Y con ese olor que su cuerpo me ha dejado, que por más pequeño que haya sido el lugar, mi mente ha despertado, y la cama ha dado las pausas más apropiadas que sólo se dan cuando uno es tan inexperto, cuando no hay nada en la vida que duela más que la soledad, ¡Qué fría es está calle.!
He seguido caminando y con el pasar de las cuadras, siento que las fuerzas me vencen, ciento que mis ojos quieren perder la visión, siento que los edificios son gigantes caminando conmigo, uno a uno se van perdiendo y para mi uno a uno se van cayendo, y yo sólo camino y no me pierdo, porque estoy iluminado con el gran faro de la ciudad, pero este también juega a errarme en mi camino, y aquellos gigantes del cual hable van poniéndose enfrente mío y es luego donde pauso mis sentidos y me enfrasco por el sonido de la noche.

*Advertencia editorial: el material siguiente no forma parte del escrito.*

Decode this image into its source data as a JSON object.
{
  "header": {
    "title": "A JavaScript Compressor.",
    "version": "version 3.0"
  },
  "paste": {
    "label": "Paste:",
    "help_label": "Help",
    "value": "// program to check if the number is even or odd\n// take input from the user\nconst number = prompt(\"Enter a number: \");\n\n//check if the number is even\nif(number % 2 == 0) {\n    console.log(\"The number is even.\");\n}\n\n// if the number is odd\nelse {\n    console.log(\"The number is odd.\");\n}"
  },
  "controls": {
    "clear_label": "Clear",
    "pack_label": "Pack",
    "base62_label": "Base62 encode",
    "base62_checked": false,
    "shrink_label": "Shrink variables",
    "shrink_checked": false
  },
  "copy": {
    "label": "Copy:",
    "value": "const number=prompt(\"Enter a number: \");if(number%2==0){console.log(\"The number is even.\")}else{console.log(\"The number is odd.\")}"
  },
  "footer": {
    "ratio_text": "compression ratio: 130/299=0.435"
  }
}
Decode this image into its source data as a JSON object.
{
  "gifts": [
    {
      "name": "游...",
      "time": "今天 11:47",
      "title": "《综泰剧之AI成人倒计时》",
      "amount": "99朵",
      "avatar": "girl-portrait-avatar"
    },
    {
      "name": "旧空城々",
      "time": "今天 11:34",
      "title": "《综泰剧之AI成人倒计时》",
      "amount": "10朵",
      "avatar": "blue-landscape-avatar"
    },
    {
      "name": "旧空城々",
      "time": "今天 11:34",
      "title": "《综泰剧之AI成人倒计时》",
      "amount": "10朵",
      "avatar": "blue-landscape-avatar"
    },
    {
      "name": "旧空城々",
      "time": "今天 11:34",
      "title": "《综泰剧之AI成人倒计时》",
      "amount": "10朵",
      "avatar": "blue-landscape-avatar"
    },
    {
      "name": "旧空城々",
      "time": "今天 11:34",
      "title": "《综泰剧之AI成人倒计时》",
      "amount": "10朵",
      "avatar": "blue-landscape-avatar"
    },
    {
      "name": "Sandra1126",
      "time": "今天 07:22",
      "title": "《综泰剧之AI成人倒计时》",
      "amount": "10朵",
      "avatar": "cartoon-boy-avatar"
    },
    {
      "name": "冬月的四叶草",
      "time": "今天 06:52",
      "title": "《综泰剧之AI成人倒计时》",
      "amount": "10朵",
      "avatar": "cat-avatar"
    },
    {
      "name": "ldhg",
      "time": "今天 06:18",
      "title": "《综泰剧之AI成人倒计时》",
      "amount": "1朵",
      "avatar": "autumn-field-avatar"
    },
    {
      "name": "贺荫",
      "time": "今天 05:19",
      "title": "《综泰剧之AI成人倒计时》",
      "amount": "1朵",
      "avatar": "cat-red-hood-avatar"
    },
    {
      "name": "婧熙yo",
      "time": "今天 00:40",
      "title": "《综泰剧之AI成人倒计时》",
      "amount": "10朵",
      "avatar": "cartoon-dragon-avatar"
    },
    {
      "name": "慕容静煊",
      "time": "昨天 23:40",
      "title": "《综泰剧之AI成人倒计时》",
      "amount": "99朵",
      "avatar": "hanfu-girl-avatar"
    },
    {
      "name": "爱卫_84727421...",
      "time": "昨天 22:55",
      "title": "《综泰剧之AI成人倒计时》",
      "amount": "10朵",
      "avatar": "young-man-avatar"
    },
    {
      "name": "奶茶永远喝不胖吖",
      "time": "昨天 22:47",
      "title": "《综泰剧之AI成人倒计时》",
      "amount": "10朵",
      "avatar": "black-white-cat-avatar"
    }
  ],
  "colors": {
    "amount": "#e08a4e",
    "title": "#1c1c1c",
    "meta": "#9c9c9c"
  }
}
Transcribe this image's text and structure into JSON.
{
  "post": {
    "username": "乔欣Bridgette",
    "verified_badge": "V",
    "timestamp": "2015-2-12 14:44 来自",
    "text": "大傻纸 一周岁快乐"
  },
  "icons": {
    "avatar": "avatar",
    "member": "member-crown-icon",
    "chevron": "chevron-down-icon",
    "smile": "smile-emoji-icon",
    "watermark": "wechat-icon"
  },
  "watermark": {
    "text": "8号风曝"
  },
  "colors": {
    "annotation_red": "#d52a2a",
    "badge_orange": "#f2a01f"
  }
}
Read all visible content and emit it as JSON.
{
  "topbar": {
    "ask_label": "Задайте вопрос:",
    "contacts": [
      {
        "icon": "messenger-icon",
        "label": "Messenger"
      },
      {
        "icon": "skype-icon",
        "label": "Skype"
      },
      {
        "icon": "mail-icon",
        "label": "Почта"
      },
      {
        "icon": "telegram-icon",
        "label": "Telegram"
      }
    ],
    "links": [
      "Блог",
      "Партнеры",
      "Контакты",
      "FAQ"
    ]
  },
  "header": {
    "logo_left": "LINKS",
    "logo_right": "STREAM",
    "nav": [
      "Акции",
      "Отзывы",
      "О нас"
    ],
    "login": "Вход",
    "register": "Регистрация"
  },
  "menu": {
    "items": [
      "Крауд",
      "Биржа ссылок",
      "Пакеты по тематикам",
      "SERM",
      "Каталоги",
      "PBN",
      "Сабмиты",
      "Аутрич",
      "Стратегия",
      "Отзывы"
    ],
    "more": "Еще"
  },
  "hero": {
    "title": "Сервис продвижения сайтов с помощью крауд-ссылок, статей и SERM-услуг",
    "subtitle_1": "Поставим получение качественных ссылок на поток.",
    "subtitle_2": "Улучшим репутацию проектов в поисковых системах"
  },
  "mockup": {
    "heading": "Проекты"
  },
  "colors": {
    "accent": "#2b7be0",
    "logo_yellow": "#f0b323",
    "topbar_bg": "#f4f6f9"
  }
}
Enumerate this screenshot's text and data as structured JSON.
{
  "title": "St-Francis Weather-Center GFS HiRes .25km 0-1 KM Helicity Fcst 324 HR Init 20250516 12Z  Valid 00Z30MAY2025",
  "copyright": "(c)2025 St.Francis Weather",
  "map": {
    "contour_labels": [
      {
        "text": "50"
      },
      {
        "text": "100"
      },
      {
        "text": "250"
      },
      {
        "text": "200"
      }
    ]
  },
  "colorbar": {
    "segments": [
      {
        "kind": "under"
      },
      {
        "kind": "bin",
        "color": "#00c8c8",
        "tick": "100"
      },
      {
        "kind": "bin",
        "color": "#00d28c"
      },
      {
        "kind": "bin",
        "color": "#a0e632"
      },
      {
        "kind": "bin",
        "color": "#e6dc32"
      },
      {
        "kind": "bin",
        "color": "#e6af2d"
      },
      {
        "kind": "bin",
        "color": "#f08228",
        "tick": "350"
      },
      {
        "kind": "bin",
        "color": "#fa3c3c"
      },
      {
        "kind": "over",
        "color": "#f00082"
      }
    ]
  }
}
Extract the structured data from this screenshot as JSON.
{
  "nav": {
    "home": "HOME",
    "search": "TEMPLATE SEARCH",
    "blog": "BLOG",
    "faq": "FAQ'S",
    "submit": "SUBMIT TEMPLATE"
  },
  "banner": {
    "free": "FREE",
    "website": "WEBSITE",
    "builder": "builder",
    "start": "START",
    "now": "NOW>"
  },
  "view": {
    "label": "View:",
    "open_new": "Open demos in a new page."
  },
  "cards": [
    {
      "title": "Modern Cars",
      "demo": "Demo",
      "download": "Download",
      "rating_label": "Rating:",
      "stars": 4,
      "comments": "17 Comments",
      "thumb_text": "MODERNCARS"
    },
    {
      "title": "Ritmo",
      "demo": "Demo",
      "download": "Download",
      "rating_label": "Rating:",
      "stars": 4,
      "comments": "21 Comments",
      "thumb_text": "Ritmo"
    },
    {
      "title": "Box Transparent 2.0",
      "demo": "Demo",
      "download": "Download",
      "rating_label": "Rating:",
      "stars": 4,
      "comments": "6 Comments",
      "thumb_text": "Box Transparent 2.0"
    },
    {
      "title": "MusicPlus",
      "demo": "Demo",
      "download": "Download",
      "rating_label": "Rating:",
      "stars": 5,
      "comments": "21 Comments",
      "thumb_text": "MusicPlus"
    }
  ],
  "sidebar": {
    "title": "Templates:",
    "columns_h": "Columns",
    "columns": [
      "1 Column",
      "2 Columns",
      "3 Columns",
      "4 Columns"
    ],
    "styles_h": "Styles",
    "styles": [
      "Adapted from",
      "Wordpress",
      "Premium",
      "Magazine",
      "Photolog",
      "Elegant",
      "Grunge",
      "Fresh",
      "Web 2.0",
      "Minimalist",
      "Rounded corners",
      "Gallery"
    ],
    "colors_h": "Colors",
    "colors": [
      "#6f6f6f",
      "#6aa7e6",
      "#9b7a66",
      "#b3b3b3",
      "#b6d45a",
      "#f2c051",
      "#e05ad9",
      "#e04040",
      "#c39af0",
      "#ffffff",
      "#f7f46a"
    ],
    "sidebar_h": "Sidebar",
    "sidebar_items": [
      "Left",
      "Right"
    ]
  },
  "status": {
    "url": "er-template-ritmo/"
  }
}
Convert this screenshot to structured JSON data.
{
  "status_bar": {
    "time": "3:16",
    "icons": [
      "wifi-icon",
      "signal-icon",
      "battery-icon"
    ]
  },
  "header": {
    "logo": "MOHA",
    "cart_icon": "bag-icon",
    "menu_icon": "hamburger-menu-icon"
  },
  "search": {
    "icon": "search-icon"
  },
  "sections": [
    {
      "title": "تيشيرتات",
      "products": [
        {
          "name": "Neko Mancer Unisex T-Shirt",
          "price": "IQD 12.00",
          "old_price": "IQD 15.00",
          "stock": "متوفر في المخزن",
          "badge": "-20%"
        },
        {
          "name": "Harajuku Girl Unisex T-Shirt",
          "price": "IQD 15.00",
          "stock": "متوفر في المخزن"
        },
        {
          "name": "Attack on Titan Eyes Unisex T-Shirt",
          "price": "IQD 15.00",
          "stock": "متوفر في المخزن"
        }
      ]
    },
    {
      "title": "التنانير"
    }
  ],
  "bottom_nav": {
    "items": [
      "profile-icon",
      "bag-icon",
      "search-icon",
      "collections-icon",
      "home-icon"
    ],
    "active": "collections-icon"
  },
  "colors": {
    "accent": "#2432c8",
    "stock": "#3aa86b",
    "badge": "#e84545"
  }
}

Y no quiero retroceder mas por aquella maldita ciudad, veo gente tirada en el suelo, ello no son como los gigantes ni tampoco se iluminan por aquel faro,
<<>>.
Ellas que si bien no tienen esa luz, tienen el brillo que agita los cuerpos y sensaciones de aquellos que caminan también igual que yo,<< Pero son ellos los que tienen rumbo y no guardan el frio que yo llevo, con esta cargada ciudad>>.
¡Carajo!, que inútil me he vuelto hasta para poder seguir sólo, ¡Que cojudez por no prestarme y echarme junto a esos gigantes!, y que poco a poco mi visión me juega a creer que estoy cerca del faro, y me tiento no sólo por ir allá, si no porque a cada paso que doy, la ciudad es como un túnel, y qué abismal es este recorrido, me pego un grito de libertad, con que sonido ahora acaba el recorrido, si ya no hay mas frio que estar envuelto en la impotencia de salir de este túnel.